A variable source of DC power 70 is shown having a positive terminal connected to anode 50'. A negative terminal of source 70 is connected through a variable impedance 71 to cylindrical primary target 41. The negative terminal of source 70 is connected through a variable impedence 72 to cylindrical primary target 51. A variable source of DC power 75 is shown having a positive terminal connected to anode 50. Source 75 has a negative terminal connected through a variable impedance 76 to helical control target 42. The negative terminal of source 75 is connected through a variable impedance 77 to helical control target 52. The positive terminal of source 75 is connected through a resistor 81 and a variable source of DC power 80 to the common ground. The dotted lines 63 of FIG. 5 represent the plasma field set up in the chamber formed by jar 10.

In FIG. 6 magnetic coils 24 and 26 are shown serially connected across a source of DC power 84. Control coil 25 is shown connected across another source of DC power 83.

From the above discussion of FIGS. 1-6 and the physical relations of the apparatus shown therein, it will be apparent that the apparatus of this invention possesses double or mirror image symmetry with respect to an imaginary plane passed through annular anode 50, as seen best in FIG. 2. This symmetry is particularly advantageous because it allows deposition on twice as many substrates, while simultaneously, when used in conjunction with the variable magnetic field set up by coils 24, 25 and 26, and with plasma restrictor 30, it maintains uniformity of film thickness and deposition rate.

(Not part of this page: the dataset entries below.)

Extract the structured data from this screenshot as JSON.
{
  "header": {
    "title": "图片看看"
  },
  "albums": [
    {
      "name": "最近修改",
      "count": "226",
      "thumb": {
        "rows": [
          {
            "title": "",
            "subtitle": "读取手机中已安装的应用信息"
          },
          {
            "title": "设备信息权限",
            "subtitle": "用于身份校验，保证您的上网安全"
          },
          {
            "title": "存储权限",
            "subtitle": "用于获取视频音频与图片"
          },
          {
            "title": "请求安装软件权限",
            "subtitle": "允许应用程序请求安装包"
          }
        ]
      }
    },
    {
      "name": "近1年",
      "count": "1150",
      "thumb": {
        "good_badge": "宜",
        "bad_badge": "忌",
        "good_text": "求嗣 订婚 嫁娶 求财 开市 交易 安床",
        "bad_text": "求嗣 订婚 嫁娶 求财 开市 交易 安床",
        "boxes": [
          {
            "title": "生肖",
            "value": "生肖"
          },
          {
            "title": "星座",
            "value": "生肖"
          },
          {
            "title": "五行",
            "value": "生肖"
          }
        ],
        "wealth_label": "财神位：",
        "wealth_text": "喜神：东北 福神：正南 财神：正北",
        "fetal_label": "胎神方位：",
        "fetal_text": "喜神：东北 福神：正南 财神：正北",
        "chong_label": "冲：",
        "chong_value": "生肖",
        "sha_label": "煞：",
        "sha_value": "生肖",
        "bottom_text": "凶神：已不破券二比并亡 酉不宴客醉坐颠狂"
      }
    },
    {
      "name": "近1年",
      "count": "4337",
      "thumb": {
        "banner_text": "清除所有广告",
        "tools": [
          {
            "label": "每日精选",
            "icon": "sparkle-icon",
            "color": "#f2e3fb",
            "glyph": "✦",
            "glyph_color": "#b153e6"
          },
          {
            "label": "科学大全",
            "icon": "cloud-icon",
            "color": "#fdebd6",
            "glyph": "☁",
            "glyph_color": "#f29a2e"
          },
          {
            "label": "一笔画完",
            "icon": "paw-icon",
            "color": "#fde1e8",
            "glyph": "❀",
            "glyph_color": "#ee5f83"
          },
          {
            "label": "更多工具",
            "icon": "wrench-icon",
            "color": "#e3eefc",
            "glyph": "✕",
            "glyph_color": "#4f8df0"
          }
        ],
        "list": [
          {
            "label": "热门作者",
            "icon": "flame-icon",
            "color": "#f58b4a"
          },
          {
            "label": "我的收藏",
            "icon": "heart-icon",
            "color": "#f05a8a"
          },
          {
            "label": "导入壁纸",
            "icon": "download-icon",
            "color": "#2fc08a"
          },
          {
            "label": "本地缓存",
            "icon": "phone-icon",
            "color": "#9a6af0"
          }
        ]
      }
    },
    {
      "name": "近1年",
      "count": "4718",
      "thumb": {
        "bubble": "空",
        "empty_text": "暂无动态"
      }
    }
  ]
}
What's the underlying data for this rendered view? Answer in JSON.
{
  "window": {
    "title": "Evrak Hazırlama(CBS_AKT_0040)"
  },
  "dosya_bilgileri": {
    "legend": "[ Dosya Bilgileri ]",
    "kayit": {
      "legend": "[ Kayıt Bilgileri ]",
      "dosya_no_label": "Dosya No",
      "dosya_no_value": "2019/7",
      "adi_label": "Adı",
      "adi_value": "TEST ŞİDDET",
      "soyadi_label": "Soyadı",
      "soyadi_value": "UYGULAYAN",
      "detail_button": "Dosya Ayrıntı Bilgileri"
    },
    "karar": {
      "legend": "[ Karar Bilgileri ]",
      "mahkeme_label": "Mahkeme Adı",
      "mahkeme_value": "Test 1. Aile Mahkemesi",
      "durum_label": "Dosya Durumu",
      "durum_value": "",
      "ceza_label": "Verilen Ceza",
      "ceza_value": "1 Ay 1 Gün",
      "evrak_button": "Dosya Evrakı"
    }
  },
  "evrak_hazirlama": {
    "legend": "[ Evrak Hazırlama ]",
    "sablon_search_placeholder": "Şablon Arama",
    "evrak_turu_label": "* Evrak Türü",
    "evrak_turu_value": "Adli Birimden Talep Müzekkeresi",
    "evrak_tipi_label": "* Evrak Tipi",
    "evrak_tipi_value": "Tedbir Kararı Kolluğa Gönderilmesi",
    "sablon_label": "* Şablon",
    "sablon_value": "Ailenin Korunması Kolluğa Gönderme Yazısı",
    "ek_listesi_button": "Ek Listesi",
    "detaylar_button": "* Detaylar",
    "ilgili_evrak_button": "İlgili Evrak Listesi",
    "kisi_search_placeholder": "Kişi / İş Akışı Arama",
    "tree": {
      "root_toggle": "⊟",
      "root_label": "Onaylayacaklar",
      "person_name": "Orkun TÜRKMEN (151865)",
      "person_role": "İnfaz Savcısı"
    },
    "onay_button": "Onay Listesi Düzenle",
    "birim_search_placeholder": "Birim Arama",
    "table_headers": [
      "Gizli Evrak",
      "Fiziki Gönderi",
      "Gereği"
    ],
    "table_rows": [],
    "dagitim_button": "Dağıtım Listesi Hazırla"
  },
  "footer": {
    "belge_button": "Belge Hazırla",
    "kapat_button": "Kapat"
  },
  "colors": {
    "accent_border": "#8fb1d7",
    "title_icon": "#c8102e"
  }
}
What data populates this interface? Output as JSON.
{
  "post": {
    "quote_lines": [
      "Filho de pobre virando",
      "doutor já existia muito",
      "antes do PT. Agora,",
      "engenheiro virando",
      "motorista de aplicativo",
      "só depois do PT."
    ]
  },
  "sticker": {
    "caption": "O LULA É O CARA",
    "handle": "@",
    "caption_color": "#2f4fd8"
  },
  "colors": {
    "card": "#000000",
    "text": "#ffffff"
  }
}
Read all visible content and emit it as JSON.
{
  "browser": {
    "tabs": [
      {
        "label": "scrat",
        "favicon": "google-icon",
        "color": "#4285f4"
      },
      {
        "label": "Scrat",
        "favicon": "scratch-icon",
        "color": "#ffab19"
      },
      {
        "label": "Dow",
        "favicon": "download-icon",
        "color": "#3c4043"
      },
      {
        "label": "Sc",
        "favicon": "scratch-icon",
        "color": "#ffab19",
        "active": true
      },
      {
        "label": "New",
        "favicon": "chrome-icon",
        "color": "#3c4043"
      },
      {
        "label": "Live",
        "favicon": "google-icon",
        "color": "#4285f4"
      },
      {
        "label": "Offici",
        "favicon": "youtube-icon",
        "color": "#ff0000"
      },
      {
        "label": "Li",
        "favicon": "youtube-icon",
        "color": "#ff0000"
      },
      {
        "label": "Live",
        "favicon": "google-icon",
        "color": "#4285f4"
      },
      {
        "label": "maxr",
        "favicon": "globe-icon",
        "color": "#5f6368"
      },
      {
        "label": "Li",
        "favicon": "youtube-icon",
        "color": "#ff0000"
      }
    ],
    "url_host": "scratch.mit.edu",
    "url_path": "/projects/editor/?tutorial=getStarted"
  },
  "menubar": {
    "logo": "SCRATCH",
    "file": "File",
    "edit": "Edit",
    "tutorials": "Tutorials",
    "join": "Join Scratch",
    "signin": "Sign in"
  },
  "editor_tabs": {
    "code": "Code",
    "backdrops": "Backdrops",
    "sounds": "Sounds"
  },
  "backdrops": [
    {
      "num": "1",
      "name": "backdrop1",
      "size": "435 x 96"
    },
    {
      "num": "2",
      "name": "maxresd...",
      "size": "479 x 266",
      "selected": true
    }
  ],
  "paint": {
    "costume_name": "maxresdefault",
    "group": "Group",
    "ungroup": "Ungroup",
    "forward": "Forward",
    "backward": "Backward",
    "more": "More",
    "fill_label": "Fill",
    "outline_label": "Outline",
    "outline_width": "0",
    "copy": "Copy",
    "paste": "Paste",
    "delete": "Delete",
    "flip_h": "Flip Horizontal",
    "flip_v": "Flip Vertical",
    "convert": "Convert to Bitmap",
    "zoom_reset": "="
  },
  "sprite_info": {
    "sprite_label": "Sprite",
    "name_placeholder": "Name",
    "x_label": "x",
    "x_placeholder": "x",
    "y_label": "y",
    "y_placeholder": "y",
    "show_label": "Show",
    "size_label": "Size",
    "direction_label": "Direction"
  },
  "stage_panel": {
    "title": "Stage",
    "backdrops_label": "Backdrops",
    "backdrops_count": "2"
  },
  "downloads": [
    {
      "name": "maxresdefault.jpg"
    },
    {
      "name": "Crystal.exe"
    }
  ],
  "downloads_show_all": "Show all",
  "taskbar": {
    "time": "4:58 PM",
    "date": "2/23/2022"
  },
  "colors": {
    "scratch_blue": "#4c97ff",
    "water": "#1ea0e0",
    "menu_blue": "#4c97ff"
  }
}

For a better understanding of the operation of the apparatus of this invention, it should be understood that in normal engineering terminology the process called low energy sputtering specifically means the degradation of a surface by ionic bombardment. Deposition by sputtering refers to the removal of target or source material by impinging gas ions, generally noble gas, and subsequent condensation of this material upon substrates.

Primary targets 41 and 51 may be composed of a standard alloy. Control targets 42 and 52, which are here shown as helical but may be a mesh or the like, surrounding the respective primary targets 41 and 51, can be of a similar composition with a variance in the ratio or percent of the alloy materials. With reference to FIG. 5, cylindrical primary targets 41 and 51 are maintained at a negative voltage by variable source 70. Variations of the voltage determine, to some extent, the sputtering rates of the alloy of targets 41 and 51, which are the primary source of the deposited alloy material. Helical control targets 42 and 52 are maintained at a negative voltage somewhat less than the potential of primary targets 41 and 51, by source 75. This voltage determines the sputtering rate of the alloys of the control targets. Proper adjustment of sources 70 and will allow deposition of films of compositions within a range determined by the alloys of the primary and control targets. A particular composition of film may be determined experimentally. This control over the resultant film composition is highly desirable, as commercially available high purity alloys of precise composition are prohibitively expensive for most practical thin film devices. Most any desirable alloy film can be deposited using the apparatus of this invention.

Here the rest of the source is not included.